Saturday, 21 July 2018

Gary Glauberman, MS, RN, APHN-BC
Michele Bray, MS, RN, PHNA-BC
Department of Nursing, University of Hawaii at Manoa School of Nursing and Dental Hygiene, Honolulu, HI, USA

Background:Health disparities persist in the U.S., with racial or ethnic minority groups at disproportionate risk of experiencing worse health outcomes (Jackson, Gracia, 2014). Contributing to health disparities are clinical barriers that occur between patients and health care providers when sociocultural differences are not fully accepted or understood (Betancourt et al., 2016). This has ultimately resulted in poor health outcomes through misunderstanding, value conflicts and disparate concepts of health and illness (Lie, Carter-Pokras, Braun, Coleman, 2012). Cultural competence education and training for health professionals has been shown to improve the knowledge, attitudes and skills regarding addressing cultural differences (Beach, et al., 2005). Nurses in the U.S. will be caring for an increasingly culturally diverse population.

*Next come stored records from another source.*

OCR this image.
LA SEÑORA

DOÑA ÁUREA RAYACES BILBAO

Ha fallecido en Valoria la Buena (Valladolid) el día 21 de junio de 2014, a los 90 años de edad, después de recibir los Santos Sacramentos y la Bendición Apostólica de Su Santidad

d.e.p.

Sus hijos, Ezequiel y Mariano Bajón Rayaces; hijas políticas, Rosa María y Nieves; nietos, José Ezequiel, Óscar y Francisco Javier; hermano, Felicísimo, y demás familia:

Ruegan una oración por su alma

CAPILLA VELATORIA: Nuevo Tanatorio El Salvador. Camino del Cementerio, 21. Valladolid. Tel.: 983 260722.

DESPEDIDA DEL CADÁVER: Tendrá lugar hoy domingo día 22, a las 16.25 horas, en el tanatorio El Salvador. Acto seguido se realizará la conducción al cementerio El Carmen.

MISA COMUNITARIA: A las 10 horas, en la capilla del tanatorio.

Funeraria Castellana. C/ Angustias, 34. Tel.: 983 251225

There is an urgent need for nursing faculty to develop innovative methods of teaching strategies that foster cultural sensitivity and curiosity among nursing students.

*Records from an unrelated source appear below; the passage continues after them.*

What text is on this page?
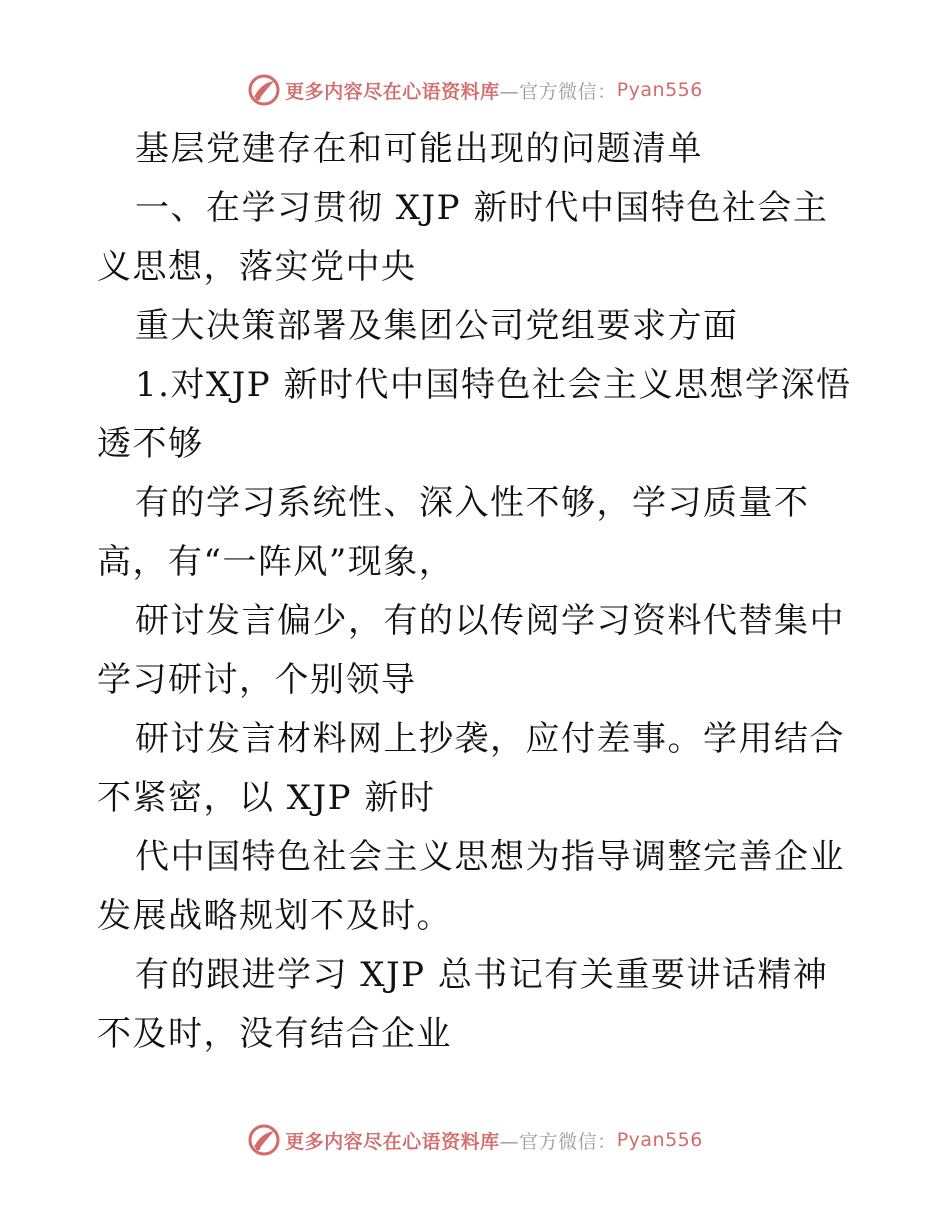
更多内容尽在心语资料库 —官方微信： Pyan556

基层党建存在和可能出现的问题清单

一、在学习贯彻 XJP 新时代中国特色社会主义思想，落实党中央

重大决策部署及集团公司党组要求方面

1.对XJP 新时代中国特色社会主义思想学深悟透不够

有的学习系统性、深入性不够，学习质量不高，有“一阵风”现象，

研讨发言偏少，有的以传阅学习资料代替集中学习研讨，个别领导

研讨发言材料网上抄袭，应付差事。学用结合不紧密，以 XJP 新时

代中国特色社会主义思想为指导调整完善企业发展战略规划不及时。

有的跟进学习 XJP 总书记有关重要讲话精神不及时，没有结合企业

更多内容尽在心语资料库 —官方微信： Pyan556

Purpose: The purpose of this presentation is to describe the development of an undergraduate nursing course titled “Cultural Aspects of Health Management of Populations.” The goal of the presentation is to explain how this course provides students with opportunities to analyze the cultural perspectives and worldviews that influence health management of individuals and populations. The target audience for this presentation is nursing educators and students who are interested in developing new ways of teaching/learning about how culture and traditional values impact health.

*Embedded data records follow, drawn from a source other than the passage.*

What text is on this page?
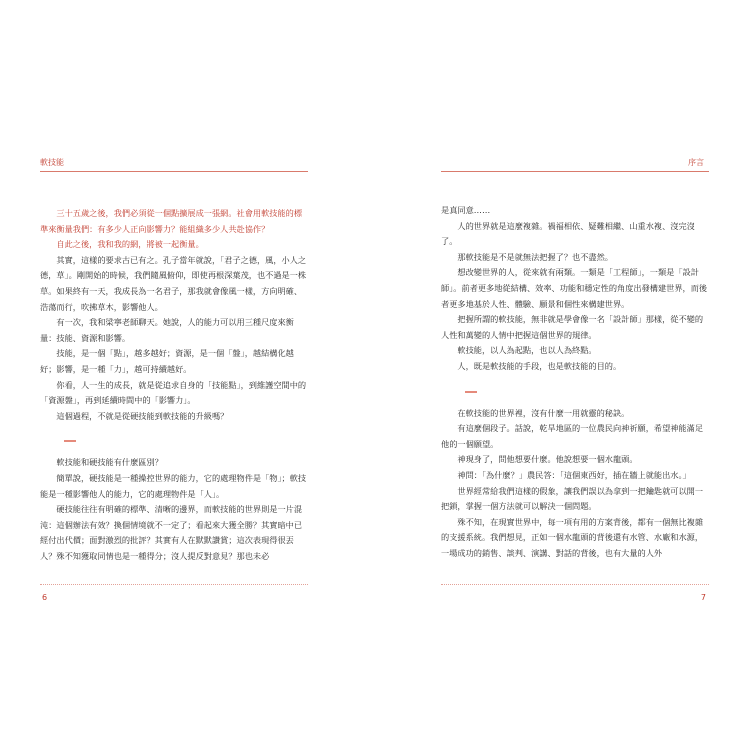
軟技能

三十五歲之後，我們必須從一個點擴展成一張網。社會用軟技能的標準來衡量我們：有多少人正向影響力？能組織多少人共赴協作？

自此之後，我和我的網，將被一起衡量。

其實，這樣的要求古已有之。孔子當年就說，「君子之德，風，小人之德，草」。剛開始的時候，我們隨風俯仰，即使再根深葉茂，也不過是一株草。如果終有一天，我成長為一名君子，那我就會像風一樣，方向明確、浩蕩而行，吹拂草木，影響他人。

有一次，我和梁寧老師聊天。她說，人的能力可以用三種尺度來衡量：技能、資源和影響。

技能，是一個「點」，越多越好；資源，是一個「盤」，越結構化越好；影響，是一種「力」，越可持續越好。

你看，人一生的成長，就是從追求自身的「技能點」，到維護空間中的「資源盤」，再到延續時間中的「影響力」。

這個過程，不就是從硬技能到軟技能的升級嗎？

軟技能和硬技能有什麼區別？

簡單說，硬技能是一種操控世界的能力，它的處理物件是「物」；軟技能是一種影響他人的能力，它的處理物件是「人」。

硬技能往往有明確的標準、清晰的邊界，而軟技能的世界則是一片混沌：這個辦法有效？換個情境就不一定了；看起來大獲全勝？其實暗中已經付出代價；面對激烈的批評？其實有人在默默讚賞；這次表現得很丟人？殊不知獲取同情也是一種得分；沒人提反對意見？那也未必

6
序言

是真同意……

人的世界就是這麼複雜。禍福相依、疑難相繼、山重水複、沒完沒了。

那軟技能是不是就無法把握了？也不盡然。

想改變世界的人，從來就有兩類。一類是「工程師」，一類是「設計師」。前者更多地從結構、效率、功能和穩定性的角度出發構建世界，而後者更多地基於人性、體驗、願景和個性來構建世界。

把握所謂的軟技能，無非就是學會像一名「設計師」那樣，從不變的人性和萬變的人情中把握這個世界的規律。

軟技能，以人為起點，也以人為終點。

人，既是軟技能的手段，也是軟技能的目的。

在軟技能的世界裡，沒有什麼一用就靈的秘訣。

有這麼個段子。話說，乾旱地區的一位農民向神祈願，希望神能滿足他的一個願望。

神現身了，問他想要什麼。他說想要一個水龍頭。

神問：「為什麼？」農民答：「這個東西好，插在牆上就能出水。」

世界經常給我們這樣的假象，讓我們誤以為拿到一把鑰匙就可以開一把鎖，掌握一個方法就可以解決一個問題。

殊不知，在現實世界中，每一項有用的方案背後，都有一個無比複雜的支援系統。我們想見，正如一個水龍頭的背後還有水管、水廠和水源，一場成功的銷售、談判、演講、對話的背後，也有大量的人外

7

Methods: Course activities and assignments were designed to encourage students to self-reflect on their own culture, and engage in inquiry into the culture of other populations. Self-reflective assignments included written reflections, photo-elicitation, cultural heritage assessments, and interviews with matriarchal family figures’ perspectives on traditions and health beliefs. Students were also assigned a specific cultural group to study, and shared their findings using Photovoice, Powerpoint, or video presentations. Presentations focused on a health indicator of major concern for their assigned population, and current evidence-based practice (EBP) addressing the health indicator. Students also used their newly acquired knowledge of the culture they studied to propose both novel and culturally appropriate interventions to address the health indicator.

Lessons learned: Nursing students who took the course redefined their understanding of their own cultural heritage. They identified their own cultural strengths, resources, and vulnerabilities, based on historical knowledge and traditional values of health. They also gained newfound respect for indigenous, migrant, and immigrant cultures present in their own community.

Implications: Nursing educators can develop engaging teaching strategies to encourage students to discover their own personal culture, and explore cultures other than their own. Such an approach can guide student nurses to devise culturally appropriate intervention for individuals, families and communities.